Monday, March 3, 2008

One movie review by Alison Ross

"Juno": A Barren Affair
by Alison Ross

So I had some time to kill on a flight back from San Francisco (lovely city, but too damn chilly), and I decided to slay it with a flick. I truly miss the halcyon daze when the already-inflated price of a plane ticket actually afforded you a meal and a movie on board. Now you gotta pay for both, dammit, and I’ve no doubt that the Delta execs still swim in the loot, while us hapless proletariats pick at seat-crumbs and attempt to entertain ourselves jitterbugging to turbulence and avidly anticipating the seatbelt sign de-illumination. But I digress.

So anyway, long story short: I swiped my card for "Juno." Six bucks for an Oscar-nommed celluloid feature can’t go to waste, I figger. But oh, how wrong I was. I mean, would someone please tell me why critics and the masses alike are lactating all over this film? It’s way too self-consciously “hip” and it’s fluffy as cotton candy to boot. Now I have no prob with fluffy flicks, but this film has pretenses toward Something Deep, and I hate that. The soundtrack, a nauseatingly cutesy pseudo-indie concoction, is spattered all over the film (seriously, those songs sound like Suzanne Vega’s fetuses singing (don’t get me wrong - Vega is talented, but her fetuses are not) ), and the dialogue is saturated with oh-so-clever teen colloquialisms. Yeah, sure, the actress who plays Juno is pretty good, but she AIN’T worth no Oscar nom, given that she basically stole her shtick from the much-savvier Genene Garafalo anyway, and she sure as hell don’t look 16 (cuz she ain’t).

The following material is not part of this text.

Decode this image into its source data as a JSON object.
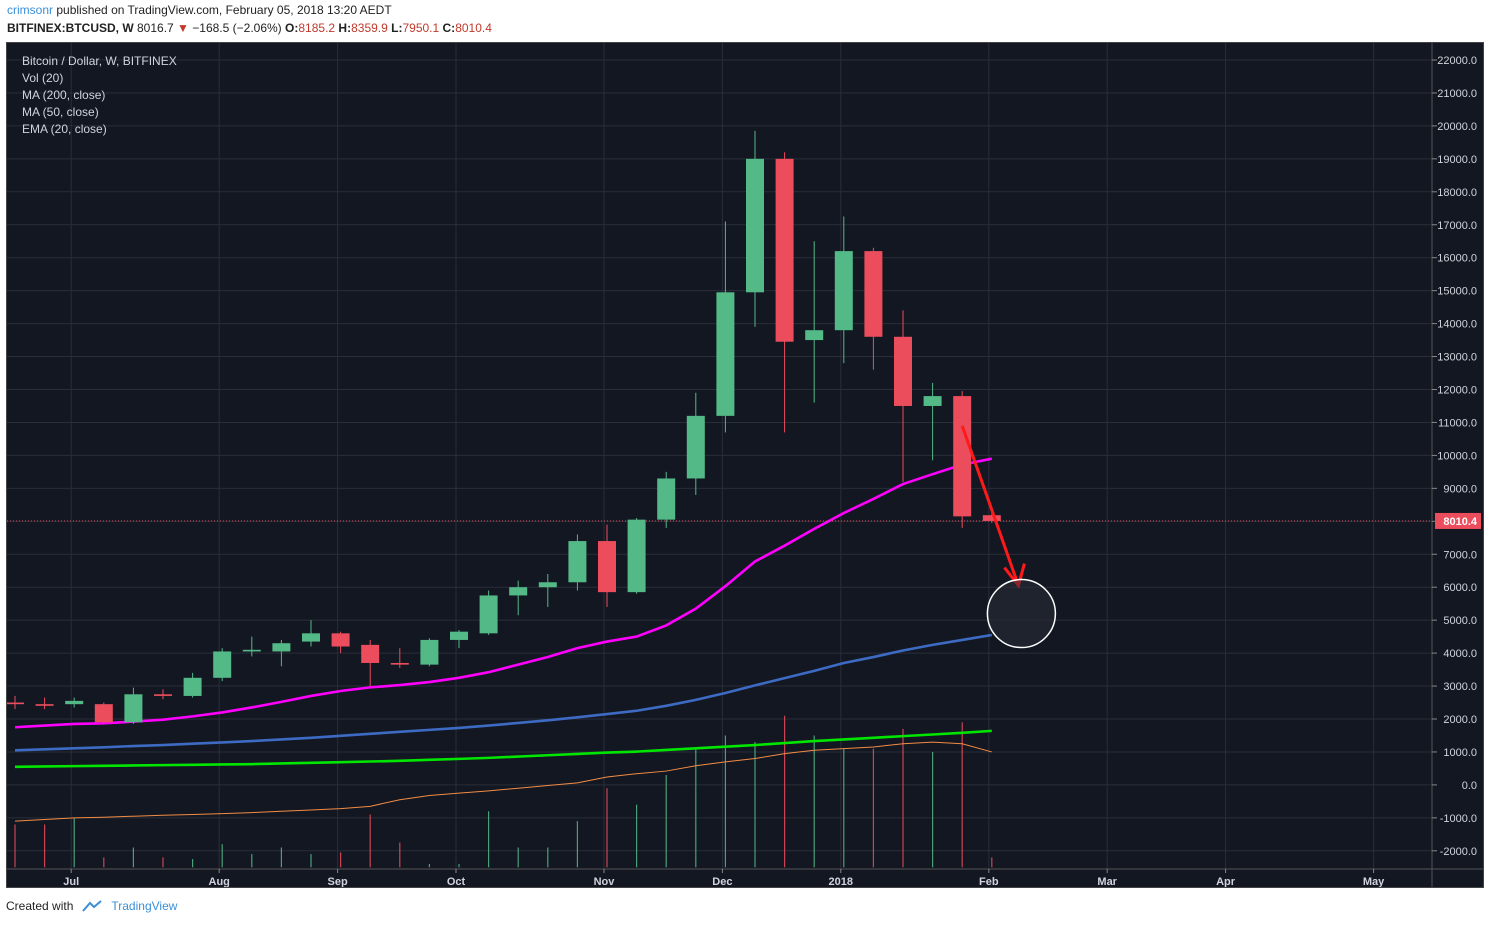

And another thing. I realize that it’s perfectly valid to make a film about a debutante who gets knocked up and decides against abortion in favor of adoption, since those things do happen. I also realize that such movies don’t mandatorially have to have a political dimension. But dammit, the flick almost seems to propagate some sort of subliminal subtext to induce people into negating the option of abortion. For as ambivalent as I am about abortion, it goes against women’s rights to dissuade it or, gasp, prohibit it, and abortion is CERTAINLY often a more humane option than giving the baby up for adoption, given the epidemic surplus of unwanted children, and given that a child who is lucky enough to be adopted will often suffer severe self-esteem defecits. I’m not against adoption at all, of course, and I have adopted friends who are healthy and happy, but it’s just plain sick to suggest that giving a kid up for adoption is inherently more humane than aborting the fetus. There are certainly times for both, but don’t make sweeping statements that adoption is typically the “better” choice. At least, that’s what I got from the film. Perhaps "Juno" is just an anti-abortion propaganda film dressed up in trendy disguise?

Or perhaps I am completely misguided and the film is simply showing the consequences of choice. Either way, it felt contrived to send some sort of coded message about abortion as an unsavory option.

Of course, some critics have embraced the character of Juno as being a feminist hero owing to her sassy confidence and feisty independence. But then, Juno’s clinging to an older male and the film’s romantic culimation kind of decimate that theory altogether, huh?

And don’t get me started on the rambling story, weak parallel plot or the tepid acting by just about everyone else in the film.

Really, I might well have just bought a cocktail with that six bucks and drunkenly played inflight trivia the entire time. That likely was an activity more pregnant with possibility than the barren "Juno."